The ordinance is also clear that the act is not an abortion if the act is done with the intent to “save the life or preserve the health of an unborn child,” to “remove a dead, unborn child whose death was caused by accidental miscarriage,” or to “remove an ectopic pregnancy.” There is one other exception listed in the ordinance, and that is a very narrow exception for cases where the mother’s life is at risk. This is listed as an affirmative defense and falls upon the one performing the abortion to provide that defense if necessary. This is outlined by the ordinance as abortions in cases where the abortion is “in response to a life-threatening physical condition aggravated by, caused by, or arising from a pregnancy that, as certified by a physician, places the woman in danger of death or a serious risk of substantial impairment of a major bodily function unless an abortion is performed.”

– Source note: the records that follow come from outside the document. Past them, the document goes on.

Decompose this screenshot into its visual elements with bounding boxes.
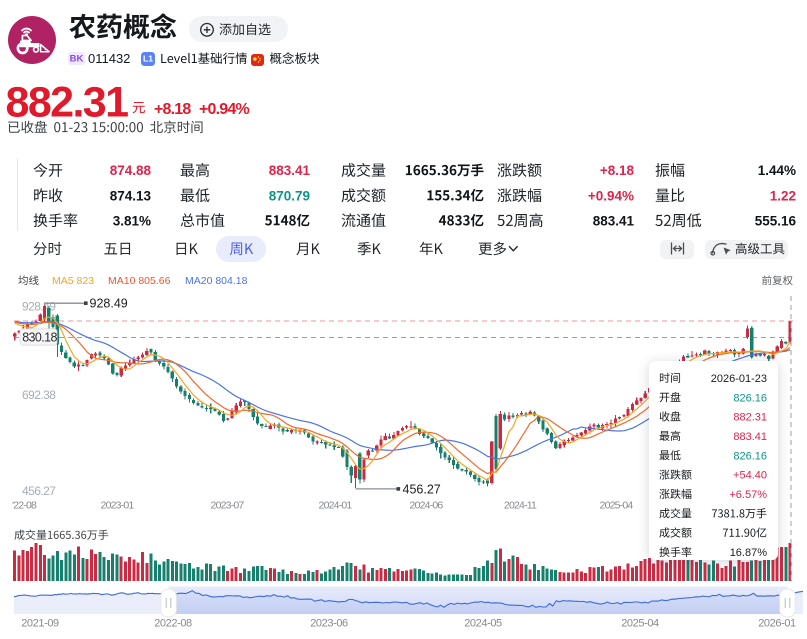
svg-text:555.16: 555.16 [755,213,797,228]
svg-text:MA10 805.66: MA10 805.66 [108,275,171,287]
svg-text:1.22: 1.22 [770,188,796,203]
svg-text:+54.40: +54.40 [733,470,767,482]
svg-text:2023-06: 2023-06 [310,617,348,629]
svg-text:2025-04: 2025-04 [600,500,634,512]
svg-text:2026-01: 2026-01 [758,617,796,629]
svg-text:2021-09: 2021-09 [21,617,59,629]
svg-text:874.88: 874.88 [110,163,152,178]
svg-text:830.18: 830.18 [22,331,57,345]
svg-text:692.38: 692.38 [22,388,56,402]
svg-text:2025-04: 2025-04 [621,617,659,629]
svg-text:874.13: 874.13 [110,188,152,203]
svg-text:2024-06: 2024-06 [410,500,444,512]
svg-text:L1: L1 [143,54,153,64]
svg-text:1.44%: 1.44% [758,163,796,178]
svg-text:2024-05: 2024-05 [464,617,502,629]
svg-text:+8.18: +8.18 [600,163,635,178]
svg-text:826.16: 826.16 [733,450,767,462]
svg-text:2023-01: 2023-01 [101,500,135,512]
svg-text:+0.94%: +0.94% [588,188,634,203]
svg-text:456.27: 456.27 [403,482,441,496]
svg-text:+6.57%: +6.57% [729,489,767,501]
svg-text:2024-11: 2024-11 [504,500,537,512]
svg-text:883.41: 883.41 [593,213,635,228]
svg-text:MA5 823: MA5 823 [52,275,94,287]
svg-text:2024-01: 2024-01 [319,500,353,512]
svg-text:826.16: 826.16 [733,392,767,404]
svg-text:'22-08: '22-08 [12,500,37,512]
svg-text:BK: BK [70,53,84,64]
svg-text:456.27: 456.27 [22,484,56,498]
svg-text:16.87%: 16.87% [730,547,768,559]
svg-text:883.41: 883.41 [733,431,767,443]
svg-text:011432: 011432 [88,51,130,66]
svg-text:882.31: 882.31 [733,412,767,424]
svg-text:3.81%: 3.81% [113,213,151,228]
svg-text:882.31: 882.31 [6,79,129,127]
svg-text:883.41: 883.41 [269,163,311,178]
svg-text:2022-08: 2022-08 [154,617,192,629]
svg-text:928.49: 928.49 [90,296,128,310]
svg-text:870.79: 870.79 [269,188,310,203]
svg-text:+8.18: +8.18 [154,101,191,118]
svg-text:2023-07: 2023-07 [211,500,245,512]
svg-text:+0.94%: +0.94% [199,101,249,118]
svg-text:2026-01-23: 2026-01-23 [711,373,767,385]
svg-text:MA20 804.18: MA20 804.18 [185,275,248,287]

Besides outlawing abortion, the Marquez ordinance immediately outlaws abortion-inducing drugs and declares them to be contraband. The Marquez ordinance states, “It shall be unlawful for any person to possess or distribute abortion-inducing drugs in the City of Marquez, Texas.” The ordinance defines “abortion-inducing drugs” as “mifepristone, misoprostol, and any drug or medication that is used to terminate the life of an unborn child.” The ordinance is clear that the term “abortion-inducing drugs” does not include birth-control devices or oral contraceptives.

With the City of Marquez passing the ordinance, there are now only three cities in Leon County that could outlaw abortion: Buffalo (pop. 1,984), Normangee (pop. 778), and Oakwood (pop. 510). While it is uncertain how the three remaining city councils will vote, Leon County is very conservative, and the majority of its residents are pro-life Republicans who want to see abortion outlawed throughout the State of Texas.

During Leon County’s 2020 presidential election, 86.6 percent (7,523) voted Republican, 12.3 percent (1,072) voted Democrat, and 1.0 percent (90) voted for other candidates. During the 2022 Republican Party primary on March 1, voters in Leon County had the opportunity to vote on Proposition 5. This proposition gave voters the chance to vote “in favor” or “against” the following statement: “Texas should enact a state constitutional amendment to defend the sanctity of innocent human life, created in the image of God, from fertilization until natural death.” In Leon County, out of 3,461 votes, 3,384 voted in favor of this proposition and only 77 voted against. That is a whopping 97.7 percent in favor of defending innocent human life from the point of conception until natural death.

Marquez is not expected to be the last city to hear from residents calling for the outlawing of abortion. Before April’s end, the mayors and city councils of Athens, Midlothian, and Abilene will hear from residents calling for their local elected officials to do their part in the war against abortion.